The main question is whether there is a need for enforceable international rules on digital issues. Microsoft’s answer is yes. Other actors are quiet. The next question is: what should be regulated - data traffic, privacy, digital trade, access to networks? Typically, whatever approach you choose, you come to the same (or similar) policy issues relating to digital data.
Framing matters. It could be framed as human rights/humanitarian issue (Microsoft EXPLICIT proposal) or security issue (Microsoft IMPLICIT proposal) or human security (bridge between human rights and security) or trade (WTO line) or technological (ITRs) or…. Each framing has its own specificities.
You also mention WTO, where e-commerce negotiations face major difficulties because of the shadow cast by the Doha Round (e-commerce is framed as north/south issue).
From a substantive side, the most optimal way would be to have a multidisciplinary approach which will strike the right convergences and trade-offs between, for example, human rights and security considerations or trade and development ones.
A few years ago, there was a discussion on an Internet framework convention in the form of umbrella arrangements which would be supplemented by a specific protocol (along the lines of the Rio Climate Change Convention).

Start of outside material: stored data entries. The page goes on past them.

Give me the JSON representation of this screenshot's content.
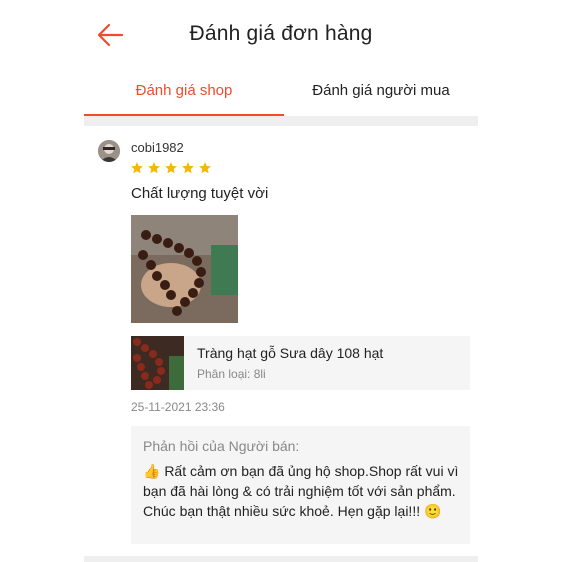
{
  "header": {
    "title": "Đánh giá đơn hàng",
    "back_icon": "arrow-left-icon",
    "accent": "#ee4d2d"
  },
  "tabs": [
    {
      "label": "Đánh giá shop",
      "active": true
    },
    {
      "label": "Đánh giá người mua",
      "active": false
    }
  ],
  "review": {
    "username": "cobi1982",
    "rating": 5,
    "text": "Chất lượng tuyệt vời",
    "product": {
      "name": "Tràng hạt gỗ Sưa dây 108 hạt",
      "variant": "Phân loại: 8li"
    },
    "date": "25-11-2021 23:36"
  },
  "seller_reply": {
    "title": "Phản hồi của Người bán:",
    "body": "👍 Rất cảm ơn bạn đã ủng hộ shop.Shop rất vui vì bạn đã hài lòng & có trải nghiệm tốt với sản phẩm. Chúc bạn thật nhiều sức khoẻ. Hẹn gặp lại!!! 🙂"
  },
  "colors": {
    "accent": "#ee4d2d",
    "star": "#f5b700"
  }
}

Today, there is no appetite for major international codifications. Trump is not an exception in this respect.
Most likely policy inertia will continue. A possible shift could happen analogous to what happened with radio-communication after the sinking of the Titanic in 1921. If there is a cyber ‘Titanic moment’ (major cyber disruption), a security-centered solution would be negotiated and implemented very fast.
Here is a possible ranking of the main candidates for this quick fix (from more to less probable):
- G20 would be the most likely solution given a proven record in dealing with crisis (the 2008 financial crisis) as well as with cyber issues (Antalia agreement on economic espionage). A possible G20 ‘digital convention’ could be approved by UN GA in order to get global support.
- UN GGE (UN First Committee and General Assembly) or a new set-up (after the end of the work of current UN GGE) is another main candidate which would provide a ‘security angle’ as reaction to a possible ‘Titanic cyber moment’.
- ITR has a provision as you indicated. However, I do not see this as a high contender given the geo-political dynamics.
- WTO is less likely because it would pose a strong shift from the core mission (trade)
- UN Human Rights Council is not likely policy space given – most likely – security angle to crisis situtation.
- IGF is the least probable candidate. IGF can create recommendations (WSIS art. 72) which could trigger such a negotiation process in existing or new policy spaces. IGF could also create space for the most informed and inclusive shaping of rules. IGF’s chances are the lowest as the process could be too slow as a ‘quick fix’ for a possible cyber-crisis.
Just noticed permutation. It should be 1912 instead of 1921.
The only real question is whether a cyber Titanic is likely to occur that has sufficient impact to produce some form of multilateral agreement. The likelihood seems very low over the next four years.